In an attempt to strengthen his state’s role as a global leader on climate change, Newsom began his visit with a climate-themed discussion at the University of Hong Kong. He told the audience that they “can trust California,” while addressing claims that the United States is not a reliable ally.
“I want you to know, no matter what happens nationally, subnationally, you have a partner in the state of California,” he said.
Shorten the story of the week, and create stories to watch across Asia-Pacific.
Get the Newsletter
The climate remains an area where China-US collaboration is seen as possible and necessary, but even this sector is not immune to tensions. In August 2022, China announced it was suspending climate talks with the United States in retaliation for US House Speaker Nancy Pelosi’s visit to Taiwan. However, the two countries appear fully engaged again in the run-up to the next UN climate change conference, which opens on November 30 in Dubai.
John Kerry, the Biden administration’s climate envoy, visited China in July 2023, part of a flurry of diplomacy that also saw the US secretaries of State, Commerce, and Treasury Department travel to China.
Newsom said China and the United States have a long-standing partnership on the issue of climate change that he wants to build on.
Li Yongsheng, deputy commissioner of the Chinese Foreign Ministry in Hong Kong, said at the opening of the event that China-US relations “are showing positive signs of rebounding,” and that he believes Newsom’s visit will be fruitful.
Other attendees included Gregory May, US consul general in Hong Kong; Eden Woon, the president of the American Chamber of Commerce in Hong Kong; and Elsie Leung, former secretary for justice in Hong Kong.

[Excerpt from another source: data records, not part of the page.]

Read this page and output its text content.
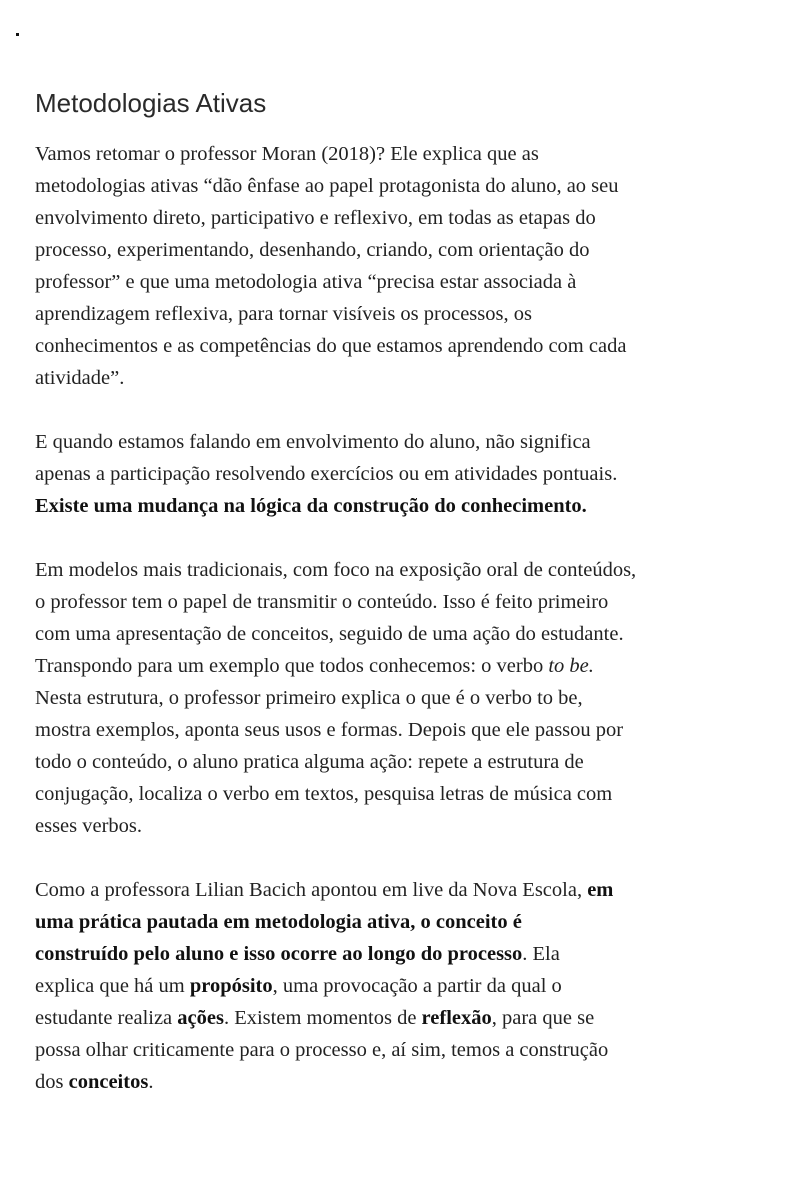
Metodologias Ativas

Vamos retomar o professor Moran (2018)? Ele explica que as
metodologias ativas “dão ênfase ao papel protagonista do aluno, ao seu
envolvimento direto, participativo e reflexivo, em todas as etapas do
processo, experimentando, desenhando, criando, com orientação do
professor” e que uma metodologia ativa “precisa estar associada à
aprendizagem reflexiva, para tornar visíveis os processos, os
conhecimentos e as competências do que estamos aprendendo com cada
atividade”.

E quando estamos falando em envolvimento do aluno, não significa
apenas a participação resolvendo exercícios ou em atividades pontuais.
Existe uma mudança na lógica da construção do conhecimento.

Em modelos mais tradicionais, com foco na exposição oral de conteúdos,
o professor tem o papel de transmitir o conteúdo. Isso é feito primeiro
com uma apresentação de conceitos, seguido de uma ação do estudante.
Transpondo para um exemplo que todos conhecemos: o verbo to be.
Nesta estrutura, o professor primeiro explica o que é o verbo to be,
mostra exemplos, aponta seus usos e formas. Depois que ele passou por
todo o conteúdo, o aluno pratica alguma ação: repete a estrutura de
conjugação, localiza o verbo em textos, pesquisa letras de música com
esses verbos.

Como a professora Lilian Bacich apontou em live da Nova Escola, em
uma prática pautada em metodologia ativa, o conceito é
construído pelo aluno e isso ocorre ao longo do processo. Ela
explica que há um propósito, uma provocação a partir da qual o
estudante realiza ações. Existem momentos de reflexão, para que se
possa olhar criticamente para o processo e, aí sim, temos a construção
dos conceitos.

But Newsom’s trip to China drew concerns from about 60 advocacy groups and non-governmental organizations. They expressed their disappointment in a joint statement on Friday that described the governor’s trip as a step in “clear aversion to engagement on critical human rights issues.”
Asked if the only way to improve climate matters in China is not to discuss human rights issues, Newsom denied the tradeoff, saying, “we can do too many things at once.”
After his trip to Hong Kong, he will head to Beijing, Shanghai, and the provinces of Guangdong and Jiangsu.
He will visit China’s first city to deploy an all-electric bus fleet, tour an offshore wind facility, and see Tesla’s Shanghai Gigafactory. He will sign agreements with the leaders of various Chinese provinces to set mutual commitments on several climate goals.
Newsom’s agenda also includes conversations about “strengthening cultural ties and combating xenophobia,” and promoting economic development and tourism.
The governors of California, with an economy larger than most countries, have a long history of climate collaboration with China. Democrat Jerry Brown and Republican Arnold Schwarzenegger also traveled there to exchange knowledge on reducing air pollution and emissions, and since leaving office, Brown launched the California-China Climate Institute at the University of California. , Berkeley.